Sunday, April 14, 2013

Salmon Fishing Scotland Prospects for the river Tay, Perthshire, Scotland week commencing 15th April 2013.

Salmon Fishing Scotland Prospects for the river Tay, Perthshire, Scotland week commencing 15th April 2013.

The best spring weeks catches for the season have just been achieved on the mighty Tay in Perthshire, Scotland with continued cold weather and superb catches despite some inclement bitterly cold weather making it a debateable pleasurable pursuit of that magical spring salmon. The weather was consistently cold for the week with frosts only on some nights but continued arctic winds. River levels remained at summer levels with no rain. Catches continued at good levels all week, which was very heartening. Mild weather has now arrived and is forecast for this coming week, but hopefully this will not stop us maintaining good sport.

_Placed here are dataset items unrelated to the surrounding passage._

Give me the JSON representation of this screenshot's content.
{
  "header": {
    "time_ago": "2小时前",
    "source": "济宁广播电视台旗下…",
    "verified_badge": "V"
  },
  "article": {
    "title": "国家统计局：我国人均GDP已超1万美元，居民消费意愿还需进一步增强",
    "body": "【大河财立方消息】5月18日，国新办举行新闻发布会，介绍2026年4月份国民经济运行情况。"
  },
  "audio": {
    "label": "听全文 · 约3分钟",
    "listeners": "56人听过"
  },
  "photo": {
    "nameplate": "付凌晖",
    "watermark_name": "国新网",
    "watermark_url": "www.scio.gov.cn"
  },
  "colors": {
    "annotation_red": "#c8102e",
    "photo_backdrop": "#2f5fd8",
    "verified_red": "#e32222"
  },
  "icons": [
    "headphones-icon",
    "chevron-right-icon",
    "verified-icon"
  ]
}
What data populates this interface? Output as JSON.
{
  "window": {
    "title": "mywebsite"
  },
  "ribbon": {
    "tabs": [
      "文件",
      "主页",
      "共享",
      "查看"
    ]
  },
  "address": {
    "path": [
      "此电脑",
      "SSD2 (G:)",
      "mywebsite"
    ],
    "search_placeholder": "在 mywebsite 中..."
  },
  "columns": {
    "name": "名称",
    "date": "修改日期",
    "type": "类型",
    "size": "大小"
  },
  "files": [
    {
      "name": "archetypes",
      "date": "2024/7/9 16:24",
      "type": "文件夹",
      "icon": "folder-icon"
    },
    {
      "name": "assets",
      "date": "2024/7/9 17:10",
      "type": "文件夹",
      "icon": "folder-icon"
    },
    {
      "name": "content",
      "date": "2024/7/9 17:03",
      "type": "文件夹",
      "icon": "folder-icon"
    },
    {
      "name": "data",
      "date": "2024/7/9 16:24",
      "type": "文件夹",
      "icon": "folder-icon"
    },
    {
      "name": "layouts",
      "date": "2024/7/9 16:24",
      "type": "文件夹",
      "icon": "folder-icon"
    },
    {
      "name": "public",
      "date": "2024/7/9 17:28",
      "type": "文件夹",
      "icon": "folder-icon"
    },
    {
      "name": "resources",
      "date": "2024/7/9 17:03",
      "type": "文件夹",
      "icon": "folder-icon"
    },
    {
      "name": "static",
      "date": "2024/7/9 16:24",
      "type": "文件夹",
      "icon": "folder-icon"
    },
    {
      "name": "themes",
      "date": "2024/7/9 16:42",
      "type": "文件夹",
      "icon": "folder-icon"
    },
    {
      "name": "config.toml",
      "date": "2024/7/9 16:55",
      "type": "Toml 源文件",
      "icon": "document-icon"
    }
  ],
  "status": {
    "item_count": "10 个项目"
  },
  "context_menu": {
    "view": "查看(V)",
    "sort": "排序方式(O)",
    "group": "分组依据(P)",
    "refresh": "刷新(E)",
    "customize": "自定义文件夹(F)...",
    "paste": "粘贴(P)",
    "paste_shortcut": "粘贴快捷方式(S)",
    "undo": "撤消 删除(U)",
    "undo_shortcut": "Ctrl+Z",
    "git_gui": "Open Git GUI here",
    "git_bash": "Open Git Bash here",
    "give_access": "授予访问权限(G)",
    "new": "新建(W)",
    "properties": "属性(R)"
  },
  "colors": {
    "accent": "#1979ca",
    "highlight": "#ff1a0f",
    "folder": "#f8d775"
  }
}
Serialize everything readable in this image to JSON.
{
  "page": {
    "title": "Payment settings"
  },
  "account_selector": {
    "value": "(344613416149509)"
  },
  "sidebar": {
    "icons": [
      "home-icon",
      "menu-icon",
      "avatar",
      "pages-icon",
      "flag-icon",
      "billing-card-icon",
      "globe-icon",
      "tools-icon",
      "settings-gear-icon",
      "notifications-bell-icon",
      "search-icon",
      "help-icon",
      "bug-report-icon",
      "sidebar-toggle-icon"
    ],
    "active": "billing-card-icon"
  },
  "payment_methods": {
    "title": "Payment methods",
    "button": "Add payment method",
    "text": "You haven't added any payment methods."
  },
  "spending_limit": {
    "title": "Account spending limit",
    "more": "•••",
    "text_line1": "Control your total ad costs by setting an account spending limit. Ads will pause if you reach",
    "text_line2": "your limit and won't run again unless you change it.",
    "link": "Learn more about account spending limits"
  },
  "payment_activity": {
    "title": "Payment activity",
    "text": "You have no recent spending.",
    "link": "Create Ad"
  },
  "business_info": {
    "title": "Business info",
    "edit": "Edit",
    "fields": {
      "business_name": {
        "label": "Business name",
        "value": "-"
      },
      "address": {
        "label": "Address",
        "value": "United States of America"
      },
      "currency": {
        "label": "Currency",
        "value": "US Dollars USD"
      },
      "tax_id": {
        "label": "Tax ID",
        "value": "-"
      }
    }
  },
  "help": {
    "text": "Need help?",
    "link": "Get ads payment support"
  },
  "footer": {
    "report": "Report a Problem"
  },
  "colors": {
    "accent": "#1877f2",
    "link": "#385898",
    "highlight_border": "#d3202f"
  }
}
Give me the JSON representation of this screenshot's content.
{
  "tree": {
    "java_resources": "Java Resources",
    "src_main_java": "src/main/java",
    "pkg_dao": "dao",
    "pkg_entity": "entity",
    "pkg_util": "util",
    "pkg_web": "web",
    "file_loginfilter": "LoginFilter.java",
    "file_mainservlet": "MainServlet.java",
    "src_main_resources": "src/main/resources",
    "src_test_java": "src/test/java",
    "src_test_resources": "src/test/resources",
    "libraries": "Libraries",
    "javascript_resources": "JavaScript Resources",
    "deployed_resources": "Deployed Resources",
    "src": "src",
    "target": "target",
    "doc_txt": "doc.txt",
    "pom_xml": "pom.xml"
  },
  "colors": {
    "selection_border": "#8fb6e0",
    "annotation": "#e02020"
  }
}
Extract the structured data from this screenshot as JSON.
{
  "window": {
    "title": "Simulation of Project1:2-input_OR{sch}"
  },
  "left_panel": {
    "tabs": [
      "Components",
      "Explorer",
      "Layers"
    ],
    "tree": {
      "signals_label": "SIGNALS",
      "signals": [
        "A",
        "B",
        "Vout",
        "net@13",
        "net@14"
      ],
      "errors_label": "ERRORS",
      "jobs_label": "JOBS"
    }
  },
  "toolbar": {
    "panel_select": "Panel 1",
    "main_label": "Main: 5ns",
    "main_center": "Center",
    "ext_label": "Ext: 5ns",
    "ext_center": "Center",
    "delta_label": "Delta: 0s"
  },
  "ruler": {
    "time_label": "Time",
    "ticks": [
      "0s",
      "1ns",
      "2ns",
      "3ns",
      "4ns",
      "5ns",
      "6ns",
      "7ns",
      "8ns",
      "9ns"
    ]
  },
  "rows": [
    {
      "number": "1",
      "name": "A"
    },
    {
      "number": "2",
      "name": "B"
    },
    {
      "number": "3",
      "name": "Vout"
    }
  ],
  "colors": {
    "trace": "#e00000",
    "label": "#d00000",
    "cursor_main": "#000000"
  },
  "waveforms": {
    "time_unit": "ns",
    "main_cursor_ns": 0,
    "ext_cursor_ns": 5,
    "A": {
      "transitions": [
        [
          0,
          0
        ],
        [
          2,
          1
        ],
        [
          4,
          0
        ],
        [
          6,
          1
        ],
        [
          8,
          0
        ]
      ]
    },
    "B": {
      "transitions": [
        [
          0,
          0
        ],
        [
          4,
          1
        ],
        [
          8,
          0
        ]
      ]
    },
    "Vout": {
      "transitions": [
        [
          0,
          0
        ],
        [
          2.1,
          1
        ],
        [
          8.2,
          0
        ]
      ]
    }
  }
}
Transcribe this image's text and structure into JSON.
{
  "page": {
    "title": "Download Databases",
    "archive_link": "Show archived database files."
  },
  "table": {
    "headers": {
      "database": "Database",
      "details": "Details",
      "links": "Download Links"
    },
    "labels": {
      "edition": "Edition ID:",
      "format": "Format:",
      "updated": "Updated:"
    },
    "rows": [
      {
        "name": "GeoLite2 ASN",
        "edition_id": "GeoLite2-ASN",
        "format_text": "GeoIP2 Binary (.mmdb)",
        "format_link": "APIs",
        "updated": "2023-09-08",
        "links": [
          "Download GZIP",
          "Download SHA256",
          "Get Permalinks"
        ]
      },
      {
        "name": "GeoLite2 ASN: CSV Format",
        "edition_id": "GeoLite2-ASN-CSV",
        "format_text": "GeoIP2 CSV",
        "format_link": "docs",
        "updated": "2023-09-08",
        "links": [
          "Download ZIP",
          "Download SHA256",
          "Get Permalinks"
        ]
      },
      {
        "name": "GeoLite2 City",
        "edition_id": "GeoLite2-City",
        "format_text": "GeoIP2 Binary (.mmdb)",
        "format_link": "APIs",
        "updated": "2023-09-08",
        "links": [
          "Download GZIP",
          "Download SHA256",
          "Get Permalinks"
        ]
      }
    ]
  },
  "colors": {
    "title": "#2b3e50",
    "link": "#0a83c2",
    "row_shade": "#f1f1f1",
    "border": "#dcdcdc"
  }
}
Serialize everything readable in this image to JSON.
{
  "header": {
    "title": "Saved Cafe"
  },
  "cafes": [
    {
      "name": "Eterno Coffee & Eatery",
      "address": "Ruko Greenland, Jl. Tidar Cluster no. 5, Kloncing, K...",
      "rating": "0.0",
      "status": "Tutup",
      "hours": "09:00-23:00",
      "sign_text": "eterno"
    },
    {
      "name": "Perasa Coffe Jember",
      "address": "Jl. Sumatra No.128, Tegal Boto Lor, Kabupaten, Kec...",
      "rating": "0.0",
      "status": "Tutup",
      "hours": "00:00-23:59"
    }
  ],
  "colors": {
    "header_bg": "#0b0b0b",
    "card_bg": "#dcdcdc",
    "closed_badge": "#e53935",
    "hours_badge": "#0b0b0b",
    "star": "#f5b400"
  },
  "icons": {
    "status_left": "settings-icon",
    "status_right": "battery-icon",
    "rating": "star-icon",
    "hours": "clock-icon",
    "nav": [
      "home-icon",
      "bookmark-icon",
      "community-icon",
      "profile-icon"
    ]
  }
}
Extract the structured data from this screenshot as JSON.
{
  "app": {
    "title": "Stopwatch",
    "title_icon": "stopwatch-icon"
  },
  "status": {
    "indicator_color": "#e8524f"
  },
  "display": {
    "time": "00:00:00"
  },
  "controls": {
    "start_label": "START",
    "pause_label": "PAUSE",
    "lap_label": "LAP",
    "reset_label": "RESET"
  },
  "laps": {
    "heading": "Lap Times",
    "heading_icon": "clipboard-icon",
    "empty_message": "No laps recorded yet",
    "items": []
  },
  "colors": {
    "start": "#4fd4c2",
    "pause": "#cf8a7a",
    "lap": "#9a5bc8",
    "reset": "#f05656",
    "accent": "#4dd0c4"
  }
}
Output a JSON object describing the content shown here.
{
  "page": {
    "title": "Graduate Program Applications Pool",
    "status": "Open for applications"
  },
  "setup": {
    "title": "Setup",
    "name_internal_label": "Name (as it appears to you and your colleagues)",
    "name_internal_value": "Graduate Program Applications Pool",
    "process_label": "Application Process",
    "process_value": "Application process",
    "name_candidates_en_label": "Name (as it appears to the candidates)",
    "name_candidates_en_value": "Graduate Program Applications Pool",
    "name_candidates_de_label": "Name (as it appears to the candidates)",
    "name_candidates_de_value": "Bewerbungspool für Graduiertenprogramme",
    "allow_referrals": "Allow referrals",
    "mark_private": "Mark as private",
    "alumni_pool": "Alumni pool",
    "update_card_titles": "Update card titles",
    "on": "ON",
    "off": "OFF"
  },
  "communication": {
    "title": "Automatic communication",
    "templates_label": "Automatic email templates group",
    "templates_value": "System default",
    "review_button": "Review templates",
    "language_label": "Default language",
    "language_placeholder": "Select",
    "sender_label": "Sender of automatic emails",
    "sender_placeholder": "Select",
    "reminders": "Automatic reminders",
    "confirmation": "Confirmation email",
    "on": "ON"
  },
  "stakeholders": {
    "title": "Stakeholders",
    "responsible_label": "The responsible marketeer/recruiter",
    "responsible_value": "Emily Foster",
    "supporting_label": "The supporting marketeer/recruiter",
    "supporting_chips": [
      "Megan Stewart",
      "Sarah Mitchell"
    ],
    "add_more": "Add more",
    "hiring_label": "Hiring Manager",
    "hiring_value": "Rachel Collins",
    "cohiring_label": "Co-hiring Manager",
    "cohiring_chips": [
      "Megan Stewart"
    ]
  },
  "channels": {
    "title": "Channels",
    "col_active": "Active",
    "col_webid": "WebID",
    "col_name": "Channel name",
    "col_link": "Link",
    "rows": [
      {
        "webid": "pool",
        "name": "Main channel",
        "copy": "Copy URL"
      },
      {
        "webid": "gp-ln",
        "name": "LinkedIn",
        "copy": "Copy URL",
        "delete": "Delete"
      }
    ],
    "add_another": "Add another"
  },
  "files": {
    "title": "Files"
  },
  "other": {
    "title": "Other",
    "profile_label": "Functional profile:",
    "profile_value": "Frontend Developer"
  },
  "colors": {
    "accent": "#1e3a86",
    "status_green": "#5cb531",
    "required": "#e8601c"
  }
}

The river at Stanley on Sunday afternoon.
Currently the river is rising rapidly after mild weather over Saturday night with warm winds and rain and this will continue this week (around 10' and still rising on the Ballathie gauge). The weather will be milder over the next week with little or no frost at night. This will benefit the whole river system as the salmon will spread with warmer temperatures and more water and hopefully this will maintain the chance of producing some sport for everyone.

The sharp rise on the Ballathie gauge.
The weather is set to remain milder over the coming week. Colder conditions are now disappearing but milder temperatures will encourage salmon to run up the river. The river is currently rising rapidly from rain and snow melt. The water temperature has risen slightly to around 43.5 degrees Fahrenheit or 6.5 degrees Celcius. These are typical temperatures for this time of year but certainly not in recent years. The temperature may rise further with the warmer forecast and spread the catches throughout the system. Hopefully there might be a chance of a fresh fish anywhere in the river now with less emphasis on the lower stretches. There will no doubt be still quite a few kelts about on many beats, which are now fairly silver as they prepare to finally return to the sea. They tend to be very thin with large heads and gill maggots and should not be mistaken for a spring salmon. Should you require guidance on salmon identification at this time of year please see this link for some help.

The river at Dunkeld rising quickly.
As to methods, in settled conditions fishing by any method with larger lures in the bigger water to catch the elusive Tay Springer. Harling is also a favoured method at this time of year but be warned wrap up well or it will not be a pleasant experience.

Some spring sport from recent days on the river at Stanley.
Finally you are reminded that the Tay's policy for January - May 2013 is that all spring salmon should be released, i.e. the Tay has adopted a policy of 100% catch and release for spring salmon. Spring salmon are a scarce and precious resource. Please help preserve both them and the long term future of your sport by following the recommendations.

When releasing salmon please try to keep the fish in the water as much as possible to give them every chance to recover prior to release. Releasing fish from boats in the river is not recommended.